On Wed, 2005-02-16 at 07:14, Alban Hertroys wrote:
> Marco Colombo wrote:
> > On Wed, 16 Feb 2005, Andrew Hall wrote:
> >
> >> fsync is on for all these boxes. Our customers run their own hardware
> >> with many different specification of hardware in use. Many of our
> >> customers don't have UPS, although their power is probably pretty
> >> reliable (normal city based utilities), but of course I can't
> >> guarantee they don't get an outage once in a while with a thunderstorm
> >> etc.
> >
> >
> > I see. Well I can't help much, then, I don't run PG on XFS. I suggest
> > testing
> > on a different FS, to exclude XFS problems. But with fsync on, the FS has
> > very little to do with reliability, unless it _lies_ about fsync(). Any
> > FS should return from fsync only after data is on disc, journal or not
> > (there might be issues with meta-data, but it's hardly a problem with PG).
> >
> > It's more likely the hardware (IDE disks) lies about data being on plate.

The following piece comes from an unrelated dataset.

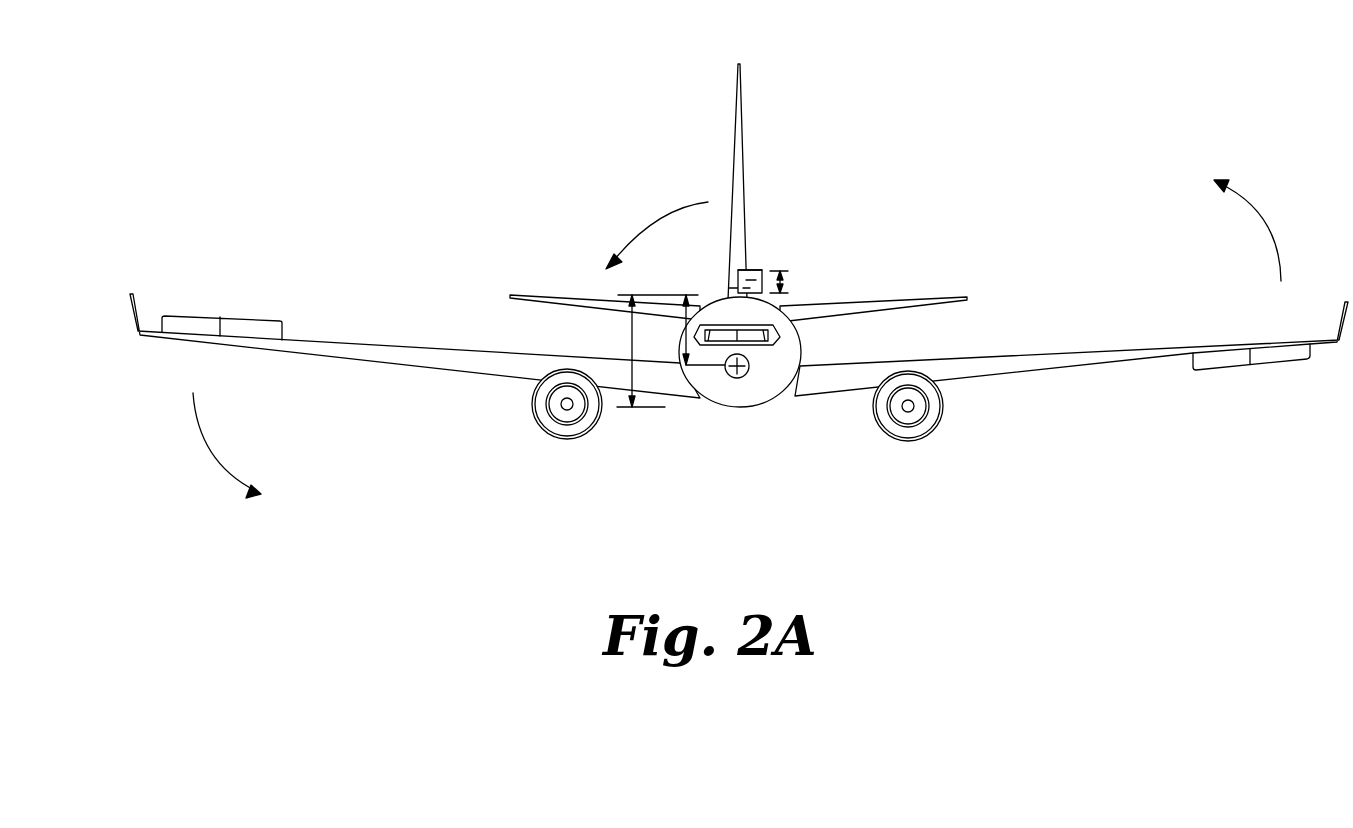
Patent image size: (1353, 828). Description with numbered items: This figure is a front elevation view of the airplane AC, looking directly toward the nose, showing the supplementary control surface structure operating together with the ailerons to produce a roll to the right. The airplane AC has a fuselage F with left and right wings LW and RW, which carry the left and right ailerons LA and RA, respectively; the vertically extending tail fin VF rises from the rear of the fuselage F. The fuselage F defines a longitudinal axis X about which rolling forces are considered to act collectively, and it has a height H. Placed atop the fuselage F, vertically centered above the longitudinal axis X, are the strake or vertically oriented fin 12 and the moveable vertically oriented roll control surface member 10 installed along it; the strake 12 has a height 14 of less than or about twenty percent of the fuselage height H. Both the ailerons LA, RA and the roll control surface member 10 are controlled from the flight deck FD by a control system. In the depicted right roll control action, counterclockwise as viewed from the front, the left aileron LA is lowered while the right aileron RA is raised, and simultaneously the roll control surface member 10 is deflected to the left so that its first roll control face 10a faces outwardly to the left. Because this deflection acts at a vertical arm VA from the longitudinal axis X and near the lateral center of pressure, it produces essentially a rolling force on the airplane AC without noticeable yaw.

> > But again that's only in case of sudden poweroffs.
>
> Do you happen to have the same type disks in all these systems? That
> could point to a disk cache "problem" (f.e. the disks lying about having
> written data from the cache to disk).
>
> Or do you use the same disk parameters on all these machines? Have you
> tried using the disks w/o write caching and/or in synchronous mode
> (contrary to "async").
I was wondering if this problem had ever shown up on a machine that
HADN'T lost power abrubtly or not. IFF the only machines that
experience corruption have lost power beforehand sometime, then I would
look towards either the drives, controller or file system or somewhere
in there.
I know there are write modes in ext3 that will allow corruption on power
loss (I think it's writeback). I know little of XFS in a production
environment, as I run ext3, warts and all.